6.13.6. Differences Between QFT and Classical Fourier Transform
6.13.6.1. Parallel Processing Capability
In the classical Fourier transform, each frequency component is calculated separately. QFT, however, processes all frequency components simultaneously using quantum superposition.
6.13.6.2. Complexity
The classical Fourier transform has a time complexity of \( O(n2^n) \), while QFT operates with a time complexity of \( O(n^2) \), allowing quantum computers to handle large datasets much faster.
6.13.7. Applications of QFT
QFT is not limited to Shor’s Algorithm and is used in other quantum algorithms as well, including:
- Quantum Simulations: Used in the frequency analysis of molecular and physical systems.

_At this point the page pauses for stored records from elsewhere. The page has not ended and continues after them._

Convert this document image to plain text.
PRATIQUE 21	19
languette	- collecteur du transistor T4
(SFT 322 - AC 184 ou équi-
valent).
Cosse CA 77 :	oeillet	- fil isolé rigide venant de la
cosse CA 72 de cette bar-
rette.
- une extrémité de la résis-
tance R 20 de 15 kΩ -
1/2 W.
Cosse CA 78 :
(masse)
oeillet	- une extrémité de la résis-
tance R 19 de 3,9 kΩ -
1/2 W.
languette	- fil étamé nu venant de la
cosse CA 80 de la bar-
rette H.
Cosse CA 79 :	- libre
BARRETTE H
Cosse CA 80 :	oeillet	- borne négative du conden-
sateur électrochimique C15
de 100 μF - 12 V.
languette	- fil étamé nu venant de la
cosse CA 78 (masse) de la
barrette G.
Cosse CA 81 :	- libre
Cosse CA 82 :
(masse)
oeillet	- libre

- Spectral Analysis: Applied in quantum signal processing and spectral analysis.
- Quantum Image Processing: Utilized in analyzing frequency components in image processing algorithms.
6.13.8. Example: QFT Computation
Let us examine how QFT works with a simple example. Apply QFT to the state \( |01\rangle \) in a 2-qubit system.
Step 1: Initial State
\( |01\rangle \)
Step 2: Apply Hadamard Gate (Qubit 0)
\( H|0\rangle = \frac{|1\rangle + |0\rangle}{\sqrt{2}} \)
After this operation, the system state becomes:
\( \frac{|0\rangle + |1\rangle}{\sqrt{2}} \otimes |1\rangle = \frac{|01\rangle + |11\rangle}{\sqrt{2}} \)
Step 3: Apply Controlled \( R_2 \) Gate (Qubit 1 as Control)
\( R_2|1\rangle = e^{2\pi i / 4}|1\rangle = i|1\rangle \)
After this operation, the system state becomes:
\( \frac{|0\rangle|1\rangle + i|1\rangle|1\rangle}{\sqrt{2}} = \frac{|01\rangle + i|11\rangle}{\sqrt{2}} \)
Step 4: Swap Gate (Swap Qubit 0 and Qubit 1)
\( \frac{|10\rangle + i|11\rangle}{\sqrt{2}} \)
Step 5: Final State
\( \frac{|10\rangle}{\sqrt{2}} + \frac{i|11\rangle}{\sqrt{2}} = \frac{1}{\sqrt{2}}|10\rangle + \frac{i}{\sqrt{2}}|11\rangle \)
This example illustrates the basic steps of QFT and how quantum superposition is utilized in the process.